Its primary aim is to aid people in buying their first homes and raising the right deposits.

The scheme is split into two parts.

The Scheme - Part 1

Firstly, Help to Buy 1 is available on new-build homes only and will offer borrowers a 20 per cent interest-free Government loan for five years.

The loan is accompanied by a 75 per cent bank loan, bringing the total deposit required to just 5 per cent.

The scheme began in April last year and has flown off the shelves with massive take-up from desperate first-time buyers.

It has been so successful that in the last year 74 people a day have accessed Treasury loans to get a mortgage.

The new figures  from the Department for Communities and Local Government show 2,929 borrowers bought homes through Help to Buy 1 in March.
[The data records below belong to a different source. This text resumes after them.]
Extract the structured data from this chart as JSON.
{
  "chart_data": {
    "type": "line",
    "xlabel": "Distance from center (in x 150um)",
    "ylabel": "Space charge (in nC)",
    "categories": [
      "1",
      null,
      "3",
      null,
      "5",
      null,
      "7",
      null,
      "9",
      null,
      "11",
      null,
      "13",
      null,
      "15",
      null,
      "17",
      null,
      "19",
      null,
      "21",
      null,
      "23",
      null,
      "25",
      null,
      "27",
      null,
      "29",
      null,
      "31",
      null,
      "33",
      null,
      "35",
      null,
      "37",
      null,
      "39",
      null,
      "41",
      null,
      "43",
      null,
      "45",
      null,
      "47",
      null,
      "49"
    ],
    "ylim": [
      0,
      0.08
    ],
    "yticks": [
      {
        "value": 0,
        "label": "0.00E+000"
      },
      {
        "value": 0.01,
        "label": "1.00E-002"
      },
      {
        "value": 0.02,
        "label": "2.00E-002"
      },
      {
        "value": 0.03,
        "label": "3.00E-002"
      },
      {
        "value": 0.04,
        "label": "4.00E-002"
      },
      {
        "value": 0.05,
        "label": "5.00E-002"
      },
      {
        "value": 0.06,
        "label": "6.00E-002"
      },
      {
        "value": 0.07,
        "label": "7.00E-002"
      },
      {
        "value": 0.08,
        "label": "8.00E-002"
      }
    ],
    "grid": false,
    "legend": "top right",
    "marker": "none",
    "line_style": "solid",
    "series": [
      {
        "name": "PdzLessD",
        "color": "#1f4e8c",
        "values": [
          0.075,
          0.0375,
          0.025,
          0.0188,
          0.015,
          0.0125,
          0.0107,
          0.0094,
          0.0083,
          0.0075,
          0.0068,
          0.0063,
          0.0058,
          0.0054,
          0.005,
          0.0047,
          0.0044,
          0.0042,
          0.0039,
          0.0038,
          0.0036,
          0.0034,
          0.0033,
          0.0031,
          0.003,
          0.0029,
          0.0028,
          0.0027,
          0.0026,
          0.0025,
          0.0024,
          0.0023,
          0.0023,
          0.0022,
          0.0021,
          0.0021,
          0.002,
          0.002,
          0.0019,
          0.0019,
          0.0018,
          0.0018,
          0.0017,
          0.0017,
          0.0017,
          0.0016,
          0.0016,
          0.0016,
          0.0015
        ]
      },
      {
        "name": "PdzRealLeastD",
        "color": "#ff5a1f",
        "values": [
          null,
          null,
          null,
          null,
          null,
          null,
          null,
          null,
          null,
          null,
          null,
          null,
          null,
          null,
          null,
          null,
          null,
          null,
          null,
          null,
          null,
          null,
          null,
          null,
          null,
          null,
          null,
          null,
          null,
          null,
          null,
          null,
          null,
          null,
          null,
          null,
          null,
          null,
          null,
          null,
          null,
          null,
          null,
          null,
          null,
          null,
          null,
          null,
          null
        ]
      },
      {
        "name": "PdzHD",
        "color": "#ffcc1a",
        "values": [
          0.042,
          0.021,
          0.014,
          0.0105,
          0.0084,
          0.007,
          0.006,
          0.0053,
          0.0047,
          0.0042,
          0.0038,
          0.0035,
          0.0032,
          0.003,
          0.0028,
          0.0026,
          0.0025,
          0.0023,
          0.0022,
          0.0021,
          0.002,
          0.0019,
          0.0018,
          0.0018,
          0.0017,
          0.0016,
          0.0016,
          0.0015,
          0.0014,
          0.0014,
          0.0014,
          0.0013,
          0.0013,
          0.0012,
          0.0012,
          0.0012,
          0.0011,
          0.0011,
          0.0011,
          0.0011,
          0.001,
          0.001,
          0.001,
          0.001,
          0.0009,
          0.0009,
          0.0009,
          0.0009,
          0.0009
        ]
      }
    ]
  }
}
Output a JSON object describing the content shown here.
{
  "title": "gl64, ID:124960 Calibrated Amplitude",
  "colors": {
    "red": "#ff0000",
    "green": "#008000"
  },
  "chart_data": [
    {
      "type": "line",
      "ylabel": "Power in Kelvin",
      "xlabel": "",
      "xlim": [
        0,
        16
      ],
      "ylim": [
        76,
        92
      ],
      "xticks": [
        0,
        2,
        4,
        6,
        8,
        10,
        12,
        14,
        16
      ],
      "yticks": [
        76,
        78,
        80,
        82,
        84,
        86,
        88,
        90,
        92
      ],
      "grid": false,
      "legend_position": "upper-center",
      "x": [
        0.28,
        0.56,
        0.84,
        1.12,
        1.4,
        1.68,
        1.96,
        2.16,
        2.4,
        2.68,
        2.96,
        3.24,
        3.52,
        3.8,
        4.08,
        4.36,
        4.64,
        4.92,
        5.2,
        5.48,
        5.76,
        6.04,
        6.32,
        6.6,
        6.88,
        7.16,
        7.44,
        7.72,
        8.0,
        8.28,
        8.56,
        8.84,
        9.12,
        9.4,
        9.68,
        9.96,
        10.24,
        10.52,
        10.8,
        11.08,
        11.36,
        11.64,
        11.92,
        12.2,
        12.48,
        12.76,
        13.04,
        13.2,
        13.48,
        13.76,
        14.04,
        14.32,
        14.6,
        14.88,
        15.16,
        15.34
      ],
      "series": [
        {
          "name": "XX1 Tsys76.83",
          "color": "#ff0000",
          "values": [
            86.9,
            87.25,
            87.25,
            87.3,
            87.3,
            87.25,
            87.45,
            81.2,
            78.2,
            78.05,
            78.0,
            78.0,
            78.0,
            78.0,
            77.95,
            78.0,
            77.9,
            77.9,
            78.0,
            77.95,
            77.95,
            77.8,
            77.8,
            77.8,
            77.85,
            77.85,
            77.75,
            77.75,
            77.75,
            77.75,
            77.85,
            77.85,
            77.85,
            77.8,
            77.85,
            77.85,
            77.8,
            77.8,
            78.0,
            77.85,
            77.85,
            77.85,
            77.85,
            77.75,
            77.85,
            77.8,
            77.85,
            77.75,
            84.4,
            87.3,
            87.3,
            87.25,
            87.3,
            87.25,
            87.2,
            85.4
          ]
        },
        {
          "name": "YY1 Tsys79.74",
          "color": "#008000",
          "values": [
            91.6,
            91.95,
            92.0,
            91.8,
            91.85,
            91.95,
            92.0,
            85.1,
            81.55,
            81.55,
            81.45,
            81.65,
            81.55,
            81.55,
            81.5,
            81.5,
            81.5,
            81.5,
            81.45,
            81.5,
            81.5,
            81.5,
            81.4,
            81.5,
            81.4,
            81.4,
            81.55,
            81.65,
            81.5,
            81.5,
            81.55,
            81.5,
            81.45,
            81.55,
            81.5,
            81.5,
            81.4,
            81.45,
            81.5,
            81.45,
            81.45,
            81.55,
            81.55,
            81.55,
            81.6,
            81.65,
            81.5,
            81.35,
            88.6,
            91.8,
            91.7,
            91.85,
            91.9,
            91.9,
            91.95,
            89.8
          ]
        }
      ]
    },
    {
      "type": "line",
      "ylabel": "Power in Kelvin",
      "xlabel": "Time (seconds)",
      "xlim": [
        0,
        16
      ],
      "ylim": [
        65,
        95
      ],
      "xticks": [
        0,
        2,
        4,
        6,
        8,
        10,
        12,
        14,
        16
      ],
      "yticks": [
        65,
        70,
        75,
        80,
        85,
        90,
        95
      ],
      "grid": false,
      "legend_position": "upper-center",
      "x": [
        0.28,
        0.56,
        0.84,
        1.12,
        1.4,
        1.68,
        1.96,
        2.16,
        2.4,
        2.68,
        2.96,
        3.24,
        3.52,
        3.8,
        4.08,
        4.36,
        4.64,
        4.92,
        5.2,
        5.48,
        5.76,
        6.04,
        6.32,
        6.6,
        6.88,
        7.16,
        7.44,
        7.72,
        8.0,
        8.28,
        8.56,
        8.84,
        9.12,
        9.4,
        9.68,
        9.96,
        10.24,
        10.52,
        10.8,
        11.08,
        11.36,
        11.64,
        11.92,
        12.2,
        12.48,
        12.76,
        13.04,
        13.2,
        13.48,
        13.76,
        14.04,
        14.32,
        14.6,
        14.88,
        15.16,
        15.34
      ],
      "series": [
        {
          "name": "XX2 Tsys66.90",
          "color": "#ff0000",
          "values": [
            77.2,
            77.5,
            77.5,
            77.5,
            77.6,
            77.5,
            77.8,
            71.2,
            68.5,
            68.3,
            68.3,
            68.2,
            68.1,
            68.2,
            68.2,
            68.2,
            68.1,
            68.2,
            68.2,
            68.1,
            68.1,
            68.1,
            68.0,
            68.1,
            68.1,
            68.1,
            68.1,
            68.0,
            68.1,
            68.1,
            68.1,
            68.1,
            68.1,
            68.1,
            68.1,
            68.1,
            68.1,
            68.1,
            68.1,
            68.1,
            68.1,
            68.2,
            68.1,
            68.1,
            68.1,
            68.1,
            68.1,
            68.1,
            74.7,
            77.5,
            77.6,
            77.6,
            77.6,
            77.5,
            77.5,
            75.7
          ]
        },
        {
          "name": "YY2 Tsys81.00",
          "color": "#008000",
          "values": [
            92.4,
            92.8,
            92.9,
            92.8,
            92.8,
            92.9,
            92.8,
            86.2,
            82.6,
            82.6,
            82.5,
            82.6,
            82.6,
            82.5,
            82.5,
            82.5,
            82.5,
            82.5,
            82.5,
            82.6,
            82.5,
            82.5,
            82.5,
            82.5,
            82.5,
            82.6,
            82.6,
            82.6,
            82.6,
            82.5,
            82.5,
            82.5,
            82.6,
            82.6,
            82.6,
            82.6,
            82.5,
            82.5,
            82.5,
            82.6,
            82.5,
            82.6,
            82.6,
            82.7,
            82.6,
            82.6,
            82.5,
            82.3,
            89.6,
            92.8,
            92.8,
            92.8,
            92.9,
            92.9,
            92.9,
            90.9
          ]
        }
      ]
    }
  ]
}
In total 19,394 borrowers have benefitted from this type of support.

Indeed it has been so successful that the Government has extended the scheme’s end date from 2016 to the end of the decade, 2020.

This has caused some alarm among sceptics who believe it is very difficult to stop Government schemes once they have started.

Fannie Mae and Freddie Mac were only meant to be temporary interventions in the US housing market in the 1930s but dominated the sector for the next 80 years.

Their role in the financial crisis was pivotal and many experts see a similar role with Help to Buy. For example, income tax was a only ever intended as a short-term tax to fund the Napoleonic wars but is now takes up nearly half of many people’s salaries.

The Scheme- Part 2

Many of the concerns around Help to Buy revolve around the second part of the scheme and we share the concern over possible future problems.

Help to Buy 2 allows anyone to buy any home worth up to £600,000 with a 5 per cent deposit, the only exceptions are foreign buyers and those looking to buy second homes.

It works by the Treasury backing up to 15 per cent of the loan. So the bank will offer a 95 per cent deal but the Treasury will insure up to 15 per cent.

This allows banks to carry less risk and lend on lower deposits helping more on to the housing ladder.

Economists have slammed the scheme for tipping the housing market into bubble territory when it is already performing strongly.

There is now double digit house price growth for the first time in four years as the market is growing faster than at any time since before the crash.

House prices are booming in certain areas of London and the south-east while the economy is growing strongly too.

We were delighted to see strong growth of 0.8 per cent in the first quarter of 2014 showing the recovery is well underway and resilient.

It is a tale of two Help to Buys and while both help borrowers in the short-term we are concerned they are artificially fuelling a bubble.